There are two sinister lies people believe that prevent them from being saved. Lie #1 is unrighteousness—“I’m too bad.” They assume the vile sins of their past exclude them but there is no sin too big for the blood of Jesus to cancel (1 Jn. 1:7, 9). No one is beyond His reach (Is. 59:1, Heb. 7:25). Lie #2 is self-righteousness—“I’m good enough.” If we were good enough, Jesus would not have had to die on the cross. “There is none righteous, no, not one” (Rom. 3:10). “For all have sinned and fall short of the glory of God” (Rom. 3:23). “All our righteous acts are like filthy rags” (Is. 64:6, NIV), thus the reason we need a Savior (Eph. 2:8-9).

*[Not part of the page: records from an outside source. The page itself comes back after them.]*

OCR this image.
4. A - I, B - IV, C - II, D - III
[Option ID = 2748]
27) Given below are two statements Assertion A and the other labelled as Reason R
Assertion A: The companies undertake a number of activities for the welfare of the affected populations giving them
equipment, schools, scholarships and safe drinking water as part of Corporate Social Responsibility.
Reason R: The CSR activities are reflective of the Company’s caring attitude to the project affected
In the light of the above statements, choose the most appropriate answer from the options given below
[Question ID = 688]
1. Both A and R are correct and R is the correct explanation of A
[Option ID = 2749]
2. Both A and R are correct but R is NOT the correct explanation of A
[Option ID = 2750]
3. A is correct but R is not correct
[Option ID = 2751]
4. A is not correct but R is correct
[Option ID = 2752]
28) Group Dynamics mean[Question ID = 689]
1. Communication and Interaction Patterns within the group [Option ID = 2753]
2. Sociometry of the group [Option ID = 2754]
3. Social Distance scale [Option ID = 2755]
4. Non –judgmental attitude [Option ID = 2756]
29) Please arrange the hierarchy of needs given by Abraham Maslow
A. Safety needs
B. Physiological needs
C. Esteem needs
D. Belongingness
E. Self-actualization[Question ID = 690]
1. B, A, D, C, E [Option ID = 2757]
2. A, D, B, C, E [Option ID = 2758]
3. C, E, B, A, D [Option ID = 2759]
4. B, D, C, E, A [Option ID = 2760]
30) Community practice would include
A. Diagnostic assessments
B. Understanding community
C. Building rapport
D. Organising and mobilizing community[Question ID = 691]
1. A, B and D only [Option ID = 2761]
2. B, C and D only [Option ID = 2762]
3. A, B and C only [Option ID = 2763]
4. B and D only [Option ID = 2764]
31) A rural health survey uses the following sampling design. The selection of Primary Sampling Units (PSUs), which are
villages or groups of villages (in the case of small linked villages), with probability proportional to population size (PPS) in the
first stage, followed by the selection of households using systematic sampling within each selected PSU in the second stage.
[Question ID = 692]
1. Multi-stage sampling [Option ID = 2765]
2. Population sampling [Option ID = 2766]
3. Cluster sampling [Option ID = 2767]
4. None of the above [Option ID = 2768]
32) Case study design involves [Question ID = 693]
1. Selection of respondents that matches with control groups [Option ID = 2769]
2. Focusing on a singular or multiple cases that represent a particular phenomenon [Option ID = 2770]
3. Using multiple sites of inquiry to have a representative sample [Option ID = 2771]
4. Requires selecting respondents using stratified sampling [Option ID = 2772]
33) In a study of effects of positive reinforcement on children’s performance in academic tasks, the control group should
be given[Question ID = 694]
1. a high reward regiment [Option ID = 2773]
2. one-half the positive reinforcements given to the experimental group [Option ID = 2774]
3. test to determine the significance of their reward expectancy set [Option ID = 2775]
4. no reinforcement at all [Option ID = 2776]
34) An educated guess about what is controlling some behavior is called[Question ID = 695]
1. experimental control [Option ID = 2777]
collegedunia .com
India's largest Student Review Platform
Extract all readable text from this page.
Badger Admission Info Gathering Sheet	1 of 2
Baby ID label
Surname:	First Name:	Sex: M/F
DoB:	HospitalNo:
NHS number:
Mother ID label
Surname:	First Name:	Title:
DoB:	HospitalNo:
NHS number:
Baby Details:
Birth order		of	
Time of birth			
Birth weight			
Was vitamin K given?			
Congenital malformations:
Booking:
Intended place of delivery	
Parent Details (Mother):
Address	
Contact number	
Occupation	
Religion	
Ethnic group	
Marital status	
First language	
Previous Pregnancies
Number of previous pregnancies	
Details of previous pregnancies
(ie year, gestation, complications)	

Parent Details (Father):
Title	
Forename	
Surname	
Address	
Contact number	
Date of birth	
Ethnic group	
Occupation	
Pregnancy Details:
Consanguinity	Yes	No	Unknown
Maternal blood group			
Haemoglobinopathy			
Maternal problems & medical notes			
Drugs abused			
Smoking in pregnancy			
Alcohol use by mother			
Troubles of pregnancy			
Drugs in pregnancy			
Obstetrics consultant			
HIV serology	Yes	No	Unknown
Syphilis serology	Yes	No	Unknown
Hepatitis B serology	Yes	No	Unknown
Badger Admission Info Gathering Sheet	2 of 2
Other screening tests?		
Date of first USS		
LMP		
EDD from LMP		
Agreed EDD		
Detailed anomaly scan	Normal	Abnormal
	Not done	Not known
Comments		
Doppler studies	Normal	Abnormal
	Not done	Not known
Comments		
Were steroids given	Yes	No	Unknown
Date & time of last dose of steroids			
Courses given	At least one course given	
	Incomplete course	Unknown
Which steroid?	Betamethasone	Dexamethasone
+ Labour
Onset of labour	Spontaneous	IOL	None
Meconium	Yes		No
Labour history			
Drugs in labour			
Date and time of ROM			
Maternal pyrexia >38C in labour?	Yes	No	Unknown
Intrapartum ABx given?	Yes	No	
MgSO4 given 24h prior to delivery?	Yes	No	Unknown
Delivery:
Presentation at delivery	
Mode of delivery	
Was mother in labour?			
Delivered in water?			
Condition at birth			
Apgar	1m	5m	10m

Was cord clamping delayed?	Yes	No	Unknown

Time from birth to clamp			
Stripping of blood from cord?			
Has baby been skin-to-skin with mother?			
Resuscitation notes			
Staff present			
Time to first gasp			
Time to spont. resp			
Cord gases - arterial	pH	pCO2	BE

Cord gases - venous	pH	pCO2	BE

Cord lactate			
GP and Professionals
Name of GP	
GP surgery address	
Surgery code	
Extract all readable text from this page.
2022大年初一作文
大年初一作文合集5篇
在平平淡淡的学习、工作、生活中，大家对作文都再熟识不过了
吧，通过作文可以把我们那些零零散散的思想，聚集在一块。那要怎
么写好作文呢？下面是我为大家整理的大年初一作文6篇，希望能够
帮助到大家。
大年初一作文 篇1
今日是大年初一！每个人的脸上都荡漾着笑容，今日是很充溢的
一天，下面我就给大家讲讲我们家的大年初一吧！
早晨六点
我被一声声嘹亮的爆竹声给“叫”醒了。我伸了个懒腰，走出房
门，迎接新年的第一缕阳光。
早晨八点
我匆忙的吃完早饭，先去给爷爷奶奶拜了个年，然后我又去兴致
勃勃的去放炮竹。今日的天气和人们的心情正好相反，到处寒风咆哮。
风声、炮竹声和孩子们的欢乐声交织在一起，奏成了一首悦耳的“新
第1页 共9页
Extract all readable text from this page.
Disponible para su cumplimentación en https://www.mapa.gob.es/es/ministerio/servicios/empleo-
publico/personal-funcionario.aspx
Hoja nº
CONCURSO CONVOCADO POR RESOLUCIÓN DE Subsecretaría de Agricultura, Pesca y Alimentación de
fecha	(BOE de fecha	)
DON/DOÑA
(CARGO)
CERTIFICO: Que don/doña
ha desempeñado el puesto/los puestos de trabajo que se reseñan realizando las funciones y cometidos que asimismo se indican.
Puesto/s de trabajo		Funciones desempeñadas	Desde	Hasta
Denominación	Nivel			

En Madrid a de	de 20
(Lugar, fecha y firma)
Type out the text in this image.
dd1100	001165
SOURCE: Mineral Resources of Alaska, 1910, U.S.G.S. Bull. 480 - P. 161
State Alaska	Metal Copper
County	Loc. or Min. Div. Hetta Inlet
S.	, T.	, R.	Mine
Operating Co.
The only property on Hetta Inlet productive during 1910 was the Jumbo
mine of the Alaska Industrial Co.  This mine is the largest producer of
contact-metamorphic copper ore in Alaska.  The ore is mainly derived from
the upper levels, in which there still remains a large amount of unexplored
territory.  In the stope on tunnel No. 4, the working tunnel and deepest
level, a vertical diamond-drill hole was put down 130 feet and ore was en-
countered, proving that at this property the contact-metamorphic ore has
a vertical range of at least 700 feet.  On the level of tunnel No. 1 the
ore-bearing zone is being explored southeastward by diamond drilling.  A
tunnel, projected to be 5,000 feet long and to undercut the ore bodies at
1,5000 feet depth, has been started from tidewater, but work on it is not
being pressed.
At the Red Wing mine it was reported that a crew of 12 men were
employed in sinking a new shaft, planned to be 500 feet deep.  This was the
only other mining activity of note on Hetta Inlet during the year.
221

So, if the devil demands a reason why you should be allowed into heaven, if people wonder how you obtained salvation, if your own mind questions why you have a seat at God’s table and a ticket to paradise, the answer is simple, “the man on the middle cross told me I can come.” If we, like the redeemed robber, repent and believe, we belong in paradise. “The Spirit and the Bride say, ‘Come.’ Let anyone who hears this say, ‘Come.’ Let anyone who is thirsty come. Let anyone who desires drink freely from the water of life” (Rev. 22:17, NLT).